Each one of these stone circles was built by people who were deeply connected to the earth, the sea, the sky; people who were deeply connected to nature in all of her many forms.  Neil deGrasse Tyson, today, may inspire many of us when he points out that the iron in our blood is the exact same element as the iron in a comet; and Carl Sagan, in the 80s, may have poetically taught us that “we are made of star stuff;” but the people who built Stonehenge and the other remarkable stone monuments didn’t need to be told these things – they lived that truth.  They did not see themselves apart from the natural world but, rather, as a part of the natural world.
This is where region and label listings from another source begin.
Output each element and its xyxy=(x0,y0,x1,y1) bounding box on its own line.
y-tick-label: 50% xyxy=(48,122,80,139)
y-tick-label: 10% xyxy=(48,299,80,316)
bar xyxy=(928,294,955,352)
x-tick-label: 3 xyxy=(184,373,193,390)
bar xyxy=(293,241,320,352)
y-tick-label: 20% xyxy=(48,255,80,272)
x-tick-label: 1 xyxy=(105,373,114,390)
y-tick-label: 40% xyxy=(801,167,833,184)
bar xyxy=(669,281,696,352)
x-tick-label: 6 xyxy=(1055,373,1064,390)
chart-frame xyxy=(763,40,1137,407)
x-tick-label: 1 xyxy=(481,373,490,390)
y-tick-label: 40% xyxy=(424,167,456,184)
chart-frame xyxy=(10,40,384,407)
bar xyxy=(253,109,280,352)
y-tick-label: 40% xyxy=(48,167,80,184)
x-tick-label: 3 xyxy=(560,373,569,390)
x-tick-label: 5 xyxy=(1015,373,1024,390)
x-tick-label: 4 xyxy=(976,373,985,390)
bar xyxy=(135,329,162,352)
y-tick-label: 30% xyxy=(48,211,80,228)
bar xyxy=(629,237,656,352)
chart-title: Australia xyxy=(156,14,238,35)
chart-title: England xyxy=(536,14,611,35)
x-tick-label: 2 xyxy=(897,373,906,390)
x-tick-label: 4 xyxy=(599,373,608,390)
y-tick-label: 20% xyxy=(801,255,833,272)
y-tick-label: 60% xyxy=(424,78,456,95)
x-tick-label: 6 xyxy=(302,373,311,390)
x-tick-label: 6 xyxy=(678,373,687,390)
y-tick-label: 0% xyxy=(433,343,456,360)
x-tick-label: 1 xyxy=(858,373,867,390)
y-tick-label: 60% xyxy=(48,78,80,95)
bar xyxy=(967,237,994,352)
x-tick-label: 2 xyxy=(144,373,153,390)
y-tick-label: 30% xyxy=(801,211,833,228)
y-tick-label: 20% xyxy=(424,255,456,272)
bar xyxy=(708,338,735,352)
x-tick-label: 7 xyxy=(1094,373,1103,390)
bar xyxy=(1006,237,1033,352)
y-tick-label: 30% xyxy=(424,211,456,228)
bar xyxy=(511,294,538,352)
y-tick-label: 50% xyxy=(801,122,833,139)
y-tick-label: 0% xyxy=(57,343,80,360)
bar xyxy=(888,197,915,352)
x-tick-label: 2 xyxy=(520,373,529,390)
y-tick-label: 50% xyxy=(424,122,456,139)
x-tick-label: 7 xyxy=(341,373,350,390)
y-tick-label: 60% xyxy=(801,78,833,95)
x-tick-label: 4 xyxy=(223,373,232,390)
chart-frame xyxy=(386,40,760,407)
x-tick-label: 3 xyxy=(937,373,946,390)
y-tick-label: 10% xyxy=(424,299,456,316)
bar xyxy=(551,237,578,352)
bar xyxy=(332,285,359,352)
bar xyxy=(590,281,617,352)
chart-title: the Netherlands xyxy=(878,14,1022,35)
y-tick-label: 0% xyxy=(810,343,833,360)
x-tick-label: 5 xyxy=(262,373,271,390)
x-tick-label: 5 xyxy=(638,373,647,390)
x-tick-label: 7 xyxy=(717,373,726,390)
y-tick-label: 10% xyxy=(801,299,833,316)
Here in the 21st century we have become so distanced from the world we live in.  Most of us spend much more time with concrete beneath our feet than we do grass and dirt.  For many, if not most of us, the changing of the seasons means little more than the changing of our thermostats and how long we leave our lights on.  But not them.  Not our ancestors’ ancestors.  They didn’t just live in the world; they knew that the world lived in them.
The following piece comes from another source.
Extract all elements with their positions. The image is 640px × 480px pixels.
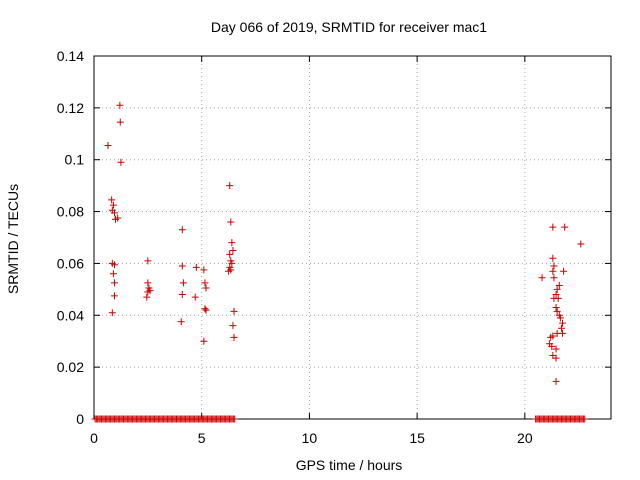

So I’m going to throw out a new idea here – new to me, at least.  It came to me as I was writing this sermon.  It came to me as Lucy and Cypress shared their homilies with me and I reflected on these themes of light and dark and expectation.  Here’s the new idea:  we are the ones who fear the descent into darkness and await the return of the sun.  We, our ultra-civilized selves, and not our so-called primitive ancestors.
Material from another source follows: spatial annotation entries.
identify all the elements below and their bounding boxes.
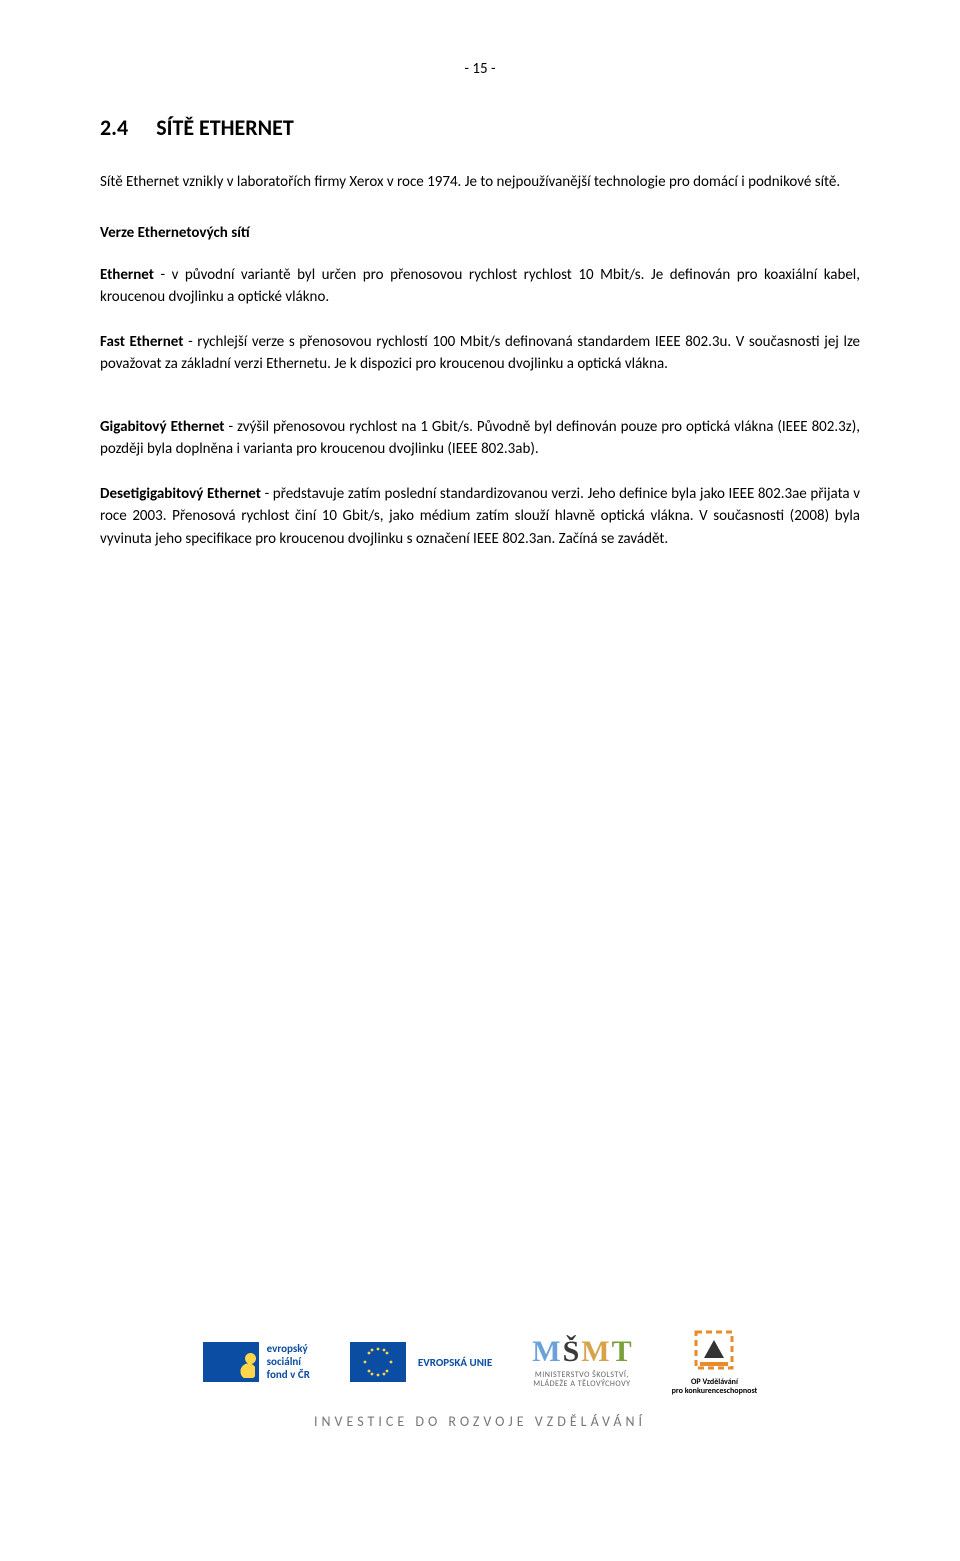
page-number: - 15 - [100,60,860,78]
section-title: SÍTĚ ETHERNET [156,114,294,141]
esf-line2: sociální [267,1356,310,1369]
esf-flag-icon [203,1342,259,1382]
msmt-letters-icon: M Š M T [532,1335,631,1369]
invest-tagline: INVESTICE DO ROZVOJE VZDĚLÁVÁNÍ [314,1413,646,1430]
fast-ethernet-body: - rychlejší verze s přenosovou rychlostí… [100,333,860,374]
document-page: - 15 - 2.4 SÍTĚ ETHERNET Sítě Ethernet vz… [0,0,960,1460]
fast-ethernet-paragraph: Fast Ethernet - rychlejší verze s přenos… [100,331,860,376]
intro-paragraph: Sítě Ethernet vznikly v laboratořích fir… [100,171,860,194]
msmt-line2: MLÁDEŽE A TĚLOVÝCHOVY [533,1380,630,1390]
op-line2: pro konkurenceschopnost [672,1387,758,1397]
ethernet-paragraph: Ethernet - v původní variantě byl určen … [100,264,860,309]
eu-label: EVROPSKÁ UNIE [418,1356,492,1369]
esf-text: evropský sociální fond v ČR [267,1343,310,1381]
eu-logo: EVROPSKÁ UNIE [350,1342,492,1382]
eu-flag-icon [350,1342,406,1382]
tengigabit-label: Desetigigabitový Ethernet [100,485,261,503]
esf-line3: fond v ČR [267,1369,310,1382]
section-heading: 2.4 SÍTĚ ETHERNET [100,114,860,141]
tengigabit-paragraph: Desetigigabitový Ethernet - představuje … [100,483,860,551]
op-caption: OP Vzdělávání pro konkurenceschopnost [672,1378,758,1397]
section-number: 2.4 [100,114,128,141]
gigabit-paragraph: Gigabitový Ethernet - zvýšil přenosovou … [100,416,860,461]
esf-logo: evropský sociální fond v ČR [203,1342,310,1382]
versions-subheading: Verze Ethernetových sítí [100,224,860,242]
msmt-logo: M Š M T MINISTERSTVO ŠKOLSTVÍ, MLÁDEŽE A… [532,1335,631,1390]
footer-logo-strip: evropský sociální fond v ČR [100,1328,860,1430]
op-box-icon [690,1328,738,1376]
gigabit-label: Gigabitový Ethernet [100,418,225,436]
op-logo: OP Vzdělávání pro konkurenceschopnost [672,1328,758,1397]
msmt-caption: MINISTERSTVO ŠKOLSTVÍ, MLÁDEŽE A TĚLOVÝC… [533,1371,630,1390]
ethernet-label: Ethernet [100,266,154,284]
fast-ethernet-label: Fast Ethernet [100,333,183,351]
logo-row: evropský sociální fond v ČR [203,1328,758,1397]
ethernet-body: - v původní variantě byl určen pro přeno… [100,266,860,307]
They did not fear the shortening days and lengthening nights.  They did not worry about whether the sun would ever come back.  At least that’s what I suddenly realized this week:  I don’t think that they did.  And that’s because for them the cycles and seasons weren’t something out there; the cycles and seasons were part of them.  Integral to them.  Part and parcel of them, and they of it.  There was no doubt that the sun would return.  They expected it.  Their bones told them it would, as did the world in which, with which, and as part of which they lived.  So with all due respect to Cypress, and the notion I held strongly until just this week, I do not believe that all of these light festivals were meant to “call forth the light.”

So why all the celebrations?  Well … don’t you make a big deal of it when you see an old friend who’s been away for a while?  And what better way to welcome back the sun than with fire?  The more fire the better.

Don’t get me wrong.  I love Christmas – both the Christian and secular Christmases.  And I value Hanukkah, and Kwanzaa.  But when I really want to get in touch with “the reason for the season” I go back to the roots – the roots kept alive by modern Wiccans, and Druids, and Asatrus, and other neo- and paleo-pagan groups.  Because we are made of star stuff, and these seasons and cycles live within us as we live within them no matter how far removed we have tried to make ourselves.  We cannot live over, and above, or outside of the natural world because we are the natural world, as are the rocks and the trees … and the sun and the moon.

We do not need to fear the lack of light – out there or in here – nor do we need to be anxious for its return.  We need to be reminded to trust it … to trust Life … our life  … Life itself.  My prayer for each of us is that in the days to come we find such a reminder, and that we find ourselves because of it able to live with more confidence and more courage.